Looking for Solutions

This year has not been an easy one, and it feels like things are hitting again. I’ve said it many times this year that I am tired of taking punches, and at some point I’d like to start punching back. I’m not sure when we get to that point. This entire year has been a drain. I feel like I have spent the year watching my energy, emotions, and health drain slowly away.

Some of the best times of the year should be coming up. It is going to be Halloween soon. That should be fun. It should be exciting to take my kids to events and prepare our own house for trick or treaters. But my focus is elsewhere. There are so many problems that need solving and they are all beyond my ability. Every time I think I have a problem solved ten more creep up.

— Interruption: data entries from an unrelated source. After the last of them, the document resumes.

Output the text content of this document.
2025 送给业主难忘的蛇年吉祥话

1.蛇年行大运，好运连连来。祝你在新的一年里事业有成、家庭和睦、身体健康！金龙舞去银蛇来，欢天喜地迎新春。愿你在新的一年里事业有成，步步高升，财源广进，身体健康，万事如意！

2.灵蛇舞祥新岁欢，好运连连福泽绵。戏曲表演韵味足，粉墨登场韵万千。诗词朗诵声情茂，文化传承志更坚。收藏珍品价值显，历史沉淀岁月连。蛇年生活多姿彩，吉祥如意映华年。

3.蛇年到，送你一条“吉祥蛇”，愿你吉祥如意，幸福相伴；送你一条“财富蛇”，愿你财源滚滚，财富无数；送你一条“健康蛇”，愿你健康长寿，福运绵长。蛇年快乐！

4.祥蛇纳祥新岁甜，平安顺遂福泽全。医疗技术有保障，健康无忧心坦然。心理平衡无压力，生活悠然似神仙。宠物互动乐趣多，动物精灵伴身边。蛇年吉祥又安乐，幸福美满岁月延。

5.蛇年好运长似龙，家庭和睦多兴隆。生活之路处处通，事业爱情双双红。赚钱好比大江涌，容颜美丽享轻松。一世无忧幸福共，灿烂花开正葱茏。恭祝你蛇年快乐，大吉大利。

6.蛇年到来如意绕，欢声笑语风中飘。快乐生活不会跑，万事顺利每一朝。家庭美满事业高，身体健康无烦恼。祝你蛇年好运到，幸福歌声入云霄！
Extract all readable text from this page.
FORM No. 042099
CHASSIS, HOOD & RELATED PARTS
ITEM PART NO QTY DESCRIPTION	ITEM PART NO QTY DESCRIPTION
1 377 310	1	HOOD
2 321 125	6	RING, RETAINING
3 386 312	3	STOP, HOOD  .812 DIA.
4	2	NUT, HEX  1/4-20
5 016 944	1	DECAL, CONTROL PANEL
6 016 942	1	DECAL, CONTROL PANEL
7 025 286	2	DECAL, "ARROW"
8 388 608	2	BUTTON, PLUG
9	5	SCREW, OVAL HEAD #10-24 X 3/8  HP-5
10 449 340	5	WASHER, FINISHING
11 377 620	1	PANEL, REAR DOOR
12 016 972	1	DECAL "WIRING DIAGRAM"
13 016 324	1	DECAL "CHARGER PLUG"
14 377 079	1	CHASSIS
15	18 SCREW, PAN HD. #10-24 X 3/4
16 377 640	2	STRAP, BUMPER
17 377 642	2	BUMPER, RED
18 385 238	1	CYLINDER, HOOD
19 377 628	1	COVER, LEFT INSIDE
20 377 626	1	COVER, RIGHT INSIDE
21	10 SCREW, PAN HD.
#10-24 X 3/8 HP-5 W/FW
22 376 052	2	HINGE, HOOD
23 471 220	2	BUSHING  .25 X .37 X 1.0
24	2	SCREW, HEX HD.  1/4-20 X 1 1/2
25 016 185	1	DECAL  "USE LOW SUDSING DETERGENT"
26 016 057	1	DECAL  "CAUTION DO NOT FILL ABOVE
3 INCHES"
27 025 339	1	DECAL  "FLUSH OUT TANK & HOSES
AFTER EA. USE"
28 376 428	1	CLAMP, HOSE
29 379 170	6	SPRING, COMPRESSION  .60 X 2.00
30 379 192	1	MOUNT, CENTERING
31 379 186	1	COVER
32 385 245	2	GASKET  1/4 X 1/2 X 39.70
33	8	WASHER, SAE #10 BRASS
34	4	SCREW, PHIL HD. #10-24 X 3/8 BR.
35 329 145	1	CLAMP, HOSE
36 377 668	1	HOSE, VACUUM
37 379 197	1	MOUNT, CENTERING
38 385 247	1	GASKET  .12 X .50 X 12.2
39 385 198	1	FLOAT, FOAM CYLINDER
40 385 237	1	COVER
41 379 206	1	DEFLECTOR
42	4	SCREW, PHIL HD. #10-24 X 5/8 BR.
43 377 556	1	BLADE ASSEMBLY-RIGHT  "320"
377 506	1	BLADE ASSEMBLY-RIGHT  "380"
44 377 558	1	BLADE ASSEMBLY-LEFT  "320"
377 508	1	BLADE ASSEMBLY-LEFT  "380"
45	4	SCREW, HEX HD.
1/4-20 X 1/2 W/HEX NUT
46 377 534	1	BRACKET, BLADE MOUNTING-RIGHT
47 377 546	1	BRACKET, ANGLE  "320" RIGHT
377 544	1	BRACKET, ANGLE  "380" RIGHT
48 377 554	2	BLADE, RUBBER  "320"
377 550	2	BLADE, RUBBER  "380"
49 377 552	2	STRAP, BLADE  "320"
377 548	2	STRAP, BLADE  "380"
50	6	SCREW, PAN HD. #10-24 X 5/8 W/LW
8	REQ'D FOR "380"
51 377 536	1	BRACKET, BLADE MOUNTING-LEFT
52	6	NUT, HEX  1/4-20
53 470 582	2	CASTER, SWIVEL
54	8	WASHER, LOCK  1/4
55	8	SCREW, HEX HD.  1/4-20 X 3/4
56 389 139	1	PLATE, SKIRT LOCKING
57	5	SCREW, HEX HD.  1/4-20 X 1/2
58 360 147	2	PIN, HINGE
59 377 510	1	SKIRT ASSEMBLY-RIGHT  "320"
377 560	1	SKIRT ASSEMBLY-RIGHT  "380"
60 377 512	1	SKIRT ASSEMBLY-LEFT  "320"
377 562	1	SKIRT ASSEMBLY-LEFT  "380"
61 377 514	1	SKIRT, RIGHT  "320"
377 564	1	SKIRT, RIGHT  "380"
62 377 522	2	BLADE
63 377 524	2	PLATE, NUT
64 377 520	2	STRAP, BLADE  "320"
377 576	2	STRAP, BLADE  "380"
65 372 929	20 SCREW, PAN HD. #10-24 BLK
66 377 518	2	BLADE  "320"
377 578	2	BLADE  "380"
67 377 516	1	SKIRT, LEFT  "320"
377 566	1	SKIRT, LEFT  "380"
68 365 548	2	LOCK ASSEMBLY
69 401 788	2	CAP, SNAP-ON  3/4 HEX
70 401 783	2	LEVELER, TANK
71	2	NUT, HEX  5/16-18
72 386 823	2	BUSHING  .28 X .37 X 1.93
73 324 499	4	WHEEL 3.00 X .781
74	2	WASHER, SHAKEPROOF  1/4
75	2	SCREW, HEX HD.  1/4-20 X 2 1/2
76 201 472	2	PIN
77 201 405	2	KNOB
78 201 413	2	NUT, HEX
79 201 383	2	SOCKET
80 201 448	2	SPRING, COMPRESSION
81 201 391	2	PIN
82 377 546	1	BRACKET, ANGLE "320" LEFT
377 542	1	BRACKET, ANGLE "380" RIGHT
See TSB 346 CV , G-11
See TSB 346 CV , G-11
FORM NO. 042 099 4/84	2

It makes it hard to be grateful for what you have when it feels like what you have is slowly slipping away. The things that aren’t are my children. I had a great night with Windsor going to Target to spend his tooth fairy money. He is always such a different kid when it is one on one. He is also highly intelligent and it is scary. It feels like he is following my path. He is already not doing his school work in school, and the lesson of going along to get along is not one I learned until much later in life.

I do hope Windsor isn’t like me. I have come to hate my brain. It feels like the solution is always one thought away but there is a steel wall between my and it. That I should be able to think my way through any problem, but the answer is just out of reach. I hope that Windsor can find those answers and understand how to use his brain.

I am grateful for the love of my children. I’ve often thought about people that reach such financial hardships that they take extreme actions and wonder why. If I lost everything I would still have everything. Money isn’t real. Love is the real power of the world, and right now I have that in droves.